Kai didn't go straight to the pinned location.
That would've been too easy.
Instead, he moved—changed routes, blended into movement, crossed areas he knew were saturated with cameras and others that weren't. If someone was tracking his phone, he wanted them confused. If someone was watching him physically, he wanted confirmation.
He got neither.
Which told him something worse.
The location pin wasn't bait for surveillance.
It was an invitation.
By the time Kai reached the edge of the district, the night had deepened. Fewer cars. Fewer people. The kind of quiet that made every sound feel intentional. He slowed as the pin drew closer, scanning angles, entry points, exits.
An old office block came into view. Half-lit. Renovation stalled. One security light flickered near the side entrance.
Kai stopped across the street and watched.
Two minutes passed.
Then the side door opened.
A woman stepped out.
She didn't look armed. No obvious tension in her posture. She wore a jacket that looked too normal for the place, hands tucked into the pockets like she was waiting for someone who was late.
She spotted him immediately.
"You're punctual," she said, voice calm.
"I wasn't sure this was real," Kai replied.
She nodded. "That's fair."
Kai didn't move closer yet. "You work for him?"
She hesitated. Just enough.
"I work near him," she said. "Which is different."
"That depends on who's asking."
She studied him, then sighed. "You ask too many questions for someone trying to stay alive."
"And you talk too freely for someone who wants control," Kai shot back.
A corner of her mouth lifted. "Good. Then we won't waste time."
She stepped aside and held the door open.
Kai followed her inside.
The interior smelled like dust and old wiring. Empty offices stretched down a corridor, stripped bare, floors marked with footprints that didn't belong to workers.
They stopped near a window overlooking the street.
"You're not supposed to be involved," she said. "That's the truth."
"Then stop involving me."
She looked at him. Really looked this time. "You were involved the moment you noticed the pattern."
Kai didn't deny it.
"There are layers here," she continued. "You've seen one. Maybe two. The people you met tonight? They're not the top."
"I figured."
"They're containment," she said. "Damage control. You're the damage."
Kai folded his arms. "Then why warn me at all?"
"Because eliminating you creates noise," she said. "And noise attracts attention neither side wants right now."
"Both sides," Kai repeated. "So there is a split."
Her silence answered him.
Kai stepped closer. "What do you want from me?"
She met his gaze. "Nothing yet."
He almost laughed. "That's not how this works."
"It is when timing matters," she replied. "Right now, you're a variable. Too dangerous to remove. Too useful to ignore."
"And later?"
She looked away. "Later depends on what you do next."
Kai absorbed that.
"You said layers," he said. "Who's pulling the top one?"
She shook her head. "Not my piece to give."
"So why meet me?"
She reached into her pocket and pulled out a small drive.
"Because you're going to keep digging whether we help you or not," she said. "And because when this breaks, it's going to break hard."
She placed the drive on the table between them.

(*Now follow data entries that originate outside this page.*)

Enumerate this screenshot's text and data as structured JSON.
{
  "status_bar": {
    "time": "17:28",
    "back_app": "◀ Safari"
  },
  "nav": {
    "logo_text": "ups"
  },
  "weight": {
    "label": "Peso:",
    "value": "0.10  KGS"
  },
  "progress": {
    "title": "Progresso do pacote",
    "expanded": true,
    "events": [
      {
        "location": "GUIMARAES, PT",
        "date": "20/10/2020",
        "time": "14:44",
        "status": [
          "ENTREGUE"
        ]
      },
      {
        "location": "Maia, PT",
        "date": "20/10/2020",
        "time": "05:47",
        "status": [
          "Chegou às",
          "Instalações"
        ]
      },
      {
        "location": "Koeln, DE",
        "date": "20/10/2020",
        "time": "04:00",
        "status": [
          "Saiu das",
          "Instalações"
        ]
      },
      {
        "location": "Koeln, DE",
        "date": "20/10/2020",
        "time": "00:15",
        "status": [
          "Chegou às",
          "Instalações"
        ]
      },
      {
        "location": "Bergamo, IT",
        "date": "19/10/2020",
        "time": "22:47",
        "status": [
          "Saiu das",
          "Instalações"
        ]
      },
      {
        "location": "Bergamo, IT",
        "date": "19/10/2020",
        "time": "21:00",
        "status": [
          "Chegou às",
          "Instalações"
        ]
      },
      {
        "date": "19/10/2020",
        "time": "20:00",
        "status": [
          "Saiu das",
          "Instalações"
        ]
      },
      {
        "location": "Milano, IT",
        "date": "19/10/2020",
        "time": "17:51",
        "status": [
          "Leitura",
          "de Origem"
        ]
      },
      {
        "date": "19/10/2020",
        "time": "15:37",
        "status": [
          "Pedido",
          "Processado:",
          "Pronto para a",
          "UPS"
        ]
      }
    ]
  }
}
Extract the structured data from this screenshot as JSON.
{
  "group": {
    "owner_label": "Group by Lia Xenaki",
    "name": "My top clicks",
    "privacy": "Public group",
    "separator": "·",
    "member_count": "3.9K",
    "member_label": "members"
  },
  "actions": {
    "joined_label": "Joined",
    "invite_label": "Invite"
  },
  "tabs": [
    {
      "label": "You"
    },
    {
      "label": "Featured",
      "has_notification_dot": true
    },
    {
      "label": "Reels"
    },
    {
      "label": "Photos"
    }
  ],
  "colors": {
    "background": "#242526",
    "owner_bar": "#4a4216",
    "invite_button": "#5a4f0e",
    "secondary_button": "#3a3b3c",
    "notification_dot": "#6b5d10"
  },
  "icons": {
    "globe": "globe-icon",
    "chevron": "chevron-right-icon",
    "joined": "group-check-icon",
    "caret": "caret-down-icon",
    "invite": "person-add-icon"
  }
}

"This," she added, "is the second thread."
Kai stared at it.
"What happens if I take it?"
She didn't answer immediately.
"Then the countdown becomes mutual," she said finally.
Kai picked up the drive.
"Good," he said. "I don't like games where only one side's allowed to move."
She nodded once.
"Be careful," she said. "You're closer to the center than you think."
Kai turned toward the exit.
"And you," he replied, "should stop pretending you're not already in this."
Outside, the night swallowed him again.
The drive felt heavier than it should've.
And somewhere above all of this—above warnings, threats, and tests—something had just shifted.